Edgar Rice Burroughs fut un homme effacé aux goûts simples que n’altéra jamais le succès. Ce solitaire ne se sentait à l’aise qu’avec ses proches. Fuyant les mondanités, le contact avec les gens de lettres et se tenant à l’écart du vacarme de la célébrité, il ignora le voisinage de Hollywood, son agitation et sa faune. « Les studios me fatiguent », disait-il. Il ne faisait aucun effort pour entretenir autour de sa personne de pieuses légendes et ceux qui les fabriquent ont dû être plus d’une fois déconcertés par sa simplicité.

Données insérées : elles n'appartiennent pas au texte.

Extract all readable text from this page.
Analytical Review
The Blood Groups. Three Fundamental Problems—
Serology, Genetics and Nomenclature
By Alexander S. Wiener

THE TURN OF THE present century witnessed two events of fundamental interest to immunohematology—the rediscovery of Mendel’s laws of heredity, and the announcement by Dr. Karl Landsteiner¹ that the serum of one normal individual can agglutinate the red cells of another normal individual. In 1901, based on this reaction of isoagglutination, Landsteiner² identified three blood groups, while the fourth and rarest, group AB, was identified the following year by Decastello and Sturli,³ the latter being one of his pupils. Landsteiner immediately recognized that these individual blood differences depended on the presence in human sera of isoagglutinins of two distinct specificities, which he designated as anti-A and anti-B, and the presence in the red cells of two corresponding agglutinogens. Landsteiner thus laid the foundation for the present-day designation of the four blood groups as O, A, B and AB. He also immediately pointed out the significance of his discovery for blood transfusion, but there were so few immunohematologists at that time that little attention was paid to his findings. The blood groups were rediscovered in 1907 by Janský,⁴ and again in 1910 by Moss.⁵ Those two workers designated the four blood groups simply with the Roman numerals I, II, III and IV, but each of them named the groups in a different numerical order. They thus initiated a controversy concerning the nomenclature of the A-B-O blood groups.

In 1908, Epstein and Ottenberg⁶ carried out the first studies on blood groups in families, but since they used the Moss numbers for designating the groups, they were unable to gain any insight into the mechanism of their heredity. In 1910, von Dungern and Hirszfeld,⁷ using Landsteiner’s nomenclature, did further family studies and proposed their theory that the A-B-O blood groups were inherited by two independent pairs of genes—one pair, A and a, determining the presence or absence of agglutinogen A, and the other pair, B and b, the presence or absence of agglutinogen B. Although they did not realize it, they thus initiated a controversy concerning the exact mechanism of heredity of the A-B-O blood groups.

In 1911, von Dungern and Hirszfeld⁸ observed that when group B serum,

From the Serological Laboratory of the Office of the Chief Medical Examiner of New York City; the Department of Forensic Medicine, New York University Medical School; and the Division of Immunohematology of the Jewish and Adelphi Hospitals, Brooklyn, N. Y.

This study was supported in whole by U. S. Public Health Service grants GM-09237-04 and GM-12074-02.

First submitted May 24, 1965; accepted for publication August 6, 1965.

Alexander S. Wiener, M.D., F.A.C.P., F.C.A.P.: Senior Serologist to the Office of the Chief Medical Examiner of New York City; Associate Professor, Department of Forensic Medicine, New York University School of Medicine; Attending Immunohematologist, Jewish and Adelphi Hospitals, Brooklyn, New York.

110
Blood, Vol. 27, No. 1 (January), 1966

Au contraire de certains romanciers d’aventures, entre autres Hemingway dont les livres prolongèrent l’existence, chez Edgar Rice Burroughs une infranchissable ligne de démarcation séparait la vie rêvée de la vie vécue. Ce solitaire était doublé d’un ermite. Il ne connut jamais l’Afrique où se situent une trentaine de ses fictions, ne fut jamais attiré par l’Europe et – excepté son évasion inattendue dans le Pacifique – ne quitta jamais l’Amérique. Son unique récit de voyage – genre cher à tant d’écrivains – concerne une équipée en groupe en automobile accomplie en 1916 ; sans doute destiné à une diffusion familiale, il n’a jamais été publié. Autant fut banale sa vie vécue, autant fut effervescente sa vie rêvée. S’élançant dans le cosmos comme le fit jadis l’âme de John Carter, l’ermite de Tarzana parcourait le ciel pour y poursuivre, l’épée à la main, de longues chevauchées mystiques dont Mars, Vénus, ou la Lune étaient de simples étapes.

Burroughs lui-même devait considérer avec ironie le paradoxe séparant sa personnalité de celle de ses héros. On a retrouvé dans ses papiers une autobiographie qu’il avait esquissée sur un ton parodique et intitulée avec ironie « E.R. Burroughs, Fiction Writer ».